Foi montado um escritório de crise no aeroporto de Guarulhos e outro, em Vinhedo, para apoiar as equipes mobilizadas.
Além das equipes estaduais, o gabinete de crise inclui ainda o Ministério dos Portos e Aeroportos, a Agência Nacional de Aviação Civil (Anac), o Governo do Estado do Paraná e profissionais da assistência social.
“Vi corpos no chão, pessoas em chamas”
O mecânico João Vitor da Silva, 21 anos, conta que estava almoçando quando ouviu barulhos muito altos. Naquele momento, ele pensou que o barulho era causado por um show do esquadrão de fumaça.

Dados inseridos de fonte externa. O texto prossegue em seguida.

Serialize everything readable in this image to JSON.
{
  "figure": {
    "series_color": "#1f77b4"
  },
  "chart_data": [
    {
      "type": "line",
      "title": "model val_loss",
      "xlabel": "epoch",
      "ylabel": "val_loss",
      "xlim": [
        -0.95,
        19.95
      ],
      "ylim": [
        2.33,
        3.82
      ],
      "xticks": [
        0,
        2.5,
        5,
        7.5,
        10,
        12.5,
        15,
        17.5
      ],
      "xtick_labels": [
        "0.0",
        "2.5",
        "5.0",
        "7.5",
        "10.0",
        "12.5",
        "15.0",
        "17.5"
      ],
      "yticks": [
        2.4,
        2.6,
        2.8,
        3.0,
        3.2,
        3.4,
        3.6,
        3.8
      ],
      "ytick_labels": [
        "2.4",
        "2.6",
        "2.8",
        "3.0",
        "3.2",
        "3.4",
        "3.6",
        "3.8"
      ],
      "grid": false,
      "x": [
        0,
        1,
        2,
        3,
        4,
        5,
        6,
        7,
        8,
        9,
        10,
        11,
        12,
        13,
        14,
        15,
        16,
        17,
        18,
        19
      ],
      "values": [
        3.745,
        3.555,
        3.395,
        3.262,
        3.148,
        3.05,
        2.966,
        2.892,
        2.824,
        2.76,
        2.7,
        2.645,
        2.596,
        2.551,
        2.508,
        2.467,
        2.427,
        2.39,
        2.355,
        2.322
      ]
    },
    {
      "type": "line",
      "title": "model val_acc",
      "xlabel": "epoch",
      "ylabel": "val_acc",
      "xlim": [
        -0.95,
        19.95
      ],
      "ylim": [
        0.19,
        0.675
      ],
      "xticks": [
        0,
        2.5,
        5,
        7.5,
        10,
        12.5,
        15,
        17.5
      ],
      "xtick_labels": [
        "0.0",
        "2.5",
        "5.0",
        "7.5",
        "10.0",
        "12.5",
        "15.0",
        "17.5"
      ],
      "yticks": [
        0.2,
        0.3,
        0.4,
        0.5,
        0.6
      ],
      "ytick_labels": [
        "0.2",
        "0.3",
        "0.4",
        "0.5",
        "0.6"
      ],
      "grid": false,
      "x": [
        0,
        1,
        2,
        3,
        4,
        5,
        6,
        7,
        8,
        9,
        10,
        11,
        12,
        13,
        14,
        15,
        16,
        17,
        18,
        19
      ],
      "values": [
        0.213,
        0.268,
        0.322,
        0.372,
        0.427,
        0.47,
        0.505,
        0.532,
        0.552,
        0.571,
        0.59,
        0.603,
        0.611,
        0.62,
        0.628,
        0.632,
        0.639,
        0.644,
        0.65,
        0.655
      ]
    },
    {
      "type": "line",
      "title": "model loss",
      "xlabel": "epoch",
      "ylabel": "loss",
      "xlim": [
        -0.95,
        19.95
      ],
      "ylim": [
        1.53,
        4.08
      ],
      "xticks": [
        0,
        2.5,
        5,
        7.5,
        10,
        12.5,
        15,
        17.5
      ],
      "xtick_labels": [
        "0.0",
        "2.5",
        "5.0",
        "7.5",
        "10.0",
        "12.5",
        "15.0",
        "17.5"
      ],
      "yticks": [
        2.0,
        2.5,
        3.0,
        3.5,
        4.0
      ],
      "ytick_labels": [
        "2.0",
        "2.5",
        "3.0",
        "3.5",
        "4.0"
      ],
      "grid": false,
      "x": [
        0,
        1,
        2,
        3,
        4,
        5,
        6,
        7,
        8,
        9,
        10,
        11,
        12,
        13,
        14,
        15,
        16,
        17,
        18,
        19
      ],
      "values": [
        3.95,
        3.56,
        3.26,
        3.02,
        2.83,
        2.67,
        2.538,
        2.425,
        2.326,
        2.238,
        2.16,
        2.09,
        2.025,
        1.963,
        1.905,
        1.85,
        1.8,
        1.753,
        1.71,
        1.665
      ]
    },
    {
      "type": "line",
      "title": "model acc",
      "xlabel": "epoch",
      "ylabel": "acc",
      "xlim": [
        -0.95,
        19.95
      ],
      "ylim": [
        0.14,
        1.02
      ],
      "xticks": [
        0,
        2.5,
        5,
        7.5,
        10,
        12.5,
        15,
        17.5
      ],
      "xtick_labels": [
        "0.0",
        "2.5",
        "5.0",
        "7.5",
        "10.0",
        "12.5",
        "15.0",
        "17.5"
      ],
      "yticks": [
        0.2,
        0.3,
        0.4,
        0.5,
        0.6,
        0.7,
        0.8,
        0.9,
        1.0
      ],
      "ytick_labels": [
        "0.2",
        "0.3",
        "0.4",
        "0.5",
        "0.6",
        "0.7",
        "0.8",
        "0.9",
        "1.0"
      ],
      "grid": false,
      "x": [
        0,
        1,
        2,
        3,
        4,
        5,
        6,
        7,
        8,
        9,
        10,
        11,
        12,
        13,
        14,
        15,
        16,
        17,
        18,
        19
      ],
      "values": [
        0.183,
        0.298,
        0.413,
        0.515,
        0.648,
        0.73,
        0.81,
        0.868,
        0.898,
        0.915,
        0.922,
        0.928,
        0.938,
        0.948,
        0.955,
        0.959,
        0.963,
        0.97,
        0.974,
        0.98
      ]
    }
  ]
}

“Saí pela janela e vi o avião caindo. Peguei minha bicicleta e segui a fumaça, na direção onde ela havia caído. Quando cheguei lá, o dono da casa (em frente ao local do acidente) já estava desesperado. Aí eu vi gente no chão, os corpos. Foi muito triste. Isso impactou”, diz ela.
A Voepass divulgou o lista com os nomes de todos os passageiros que estavam a bordo do voo 2283. Eduardo Busch, presidente da Voepass, afirmou que a maioria dos passageiros era de Cascavel e São Paulo.
Estava a bordo um grupo de médicos que se dirigia a São Paulo para participar de um evento. Pelo menos duas das vítimas eram médicas do hospital Uopeccan, em Cascavel, Arianne Albuquerque Estevan Risso e Mariana Comiran Belim, ambas residentes de oncologia clínica.
Entre os médicos que perderam a vida estavam também o professor José Roberto Leonel Ferreira, radiologista recém-aposentado da Universidade Estadual do Oeste do Paraná (Unioeste), e a pediatra Sarah Sella Langer, que trabalhava no hospital universitário.
João conta que, desde o momento em que começou a ouvir os barulhos até o momento em que caiu, durou entre um e dois minutos.
“Tanto que, no momento em que vi ele caindo, peguei meu celular para gravar. Mas quando apertei para filmar ele já tinha caído”, lembra João.
O mecânico disse que mora a menos de 1 km do acidente e foi rápido ao local na tentativa de ajudar no resgate, se necessário. No caminho, ele relata que viu olhares desesperados de pessoas na rua.
Ao se aproximar do local, sentiu um forte cheiro de fumaça e não se aproximou muito do avião devido ao calor das chamas e ao risco de explosão. Mas ela conta que, ao ver a aeronave, percebeu que todas as pessoas já estavam mortas.
“Cheguei antes da polícia. Havia apenas cerca de dez pessoas e alguns motoboys. Quando cheguei lá, vi os corpos no chão. É difícil esquecer. Nunca mais esquecerei isso. Ainda mais porque faz parte da história de Vinhedo.”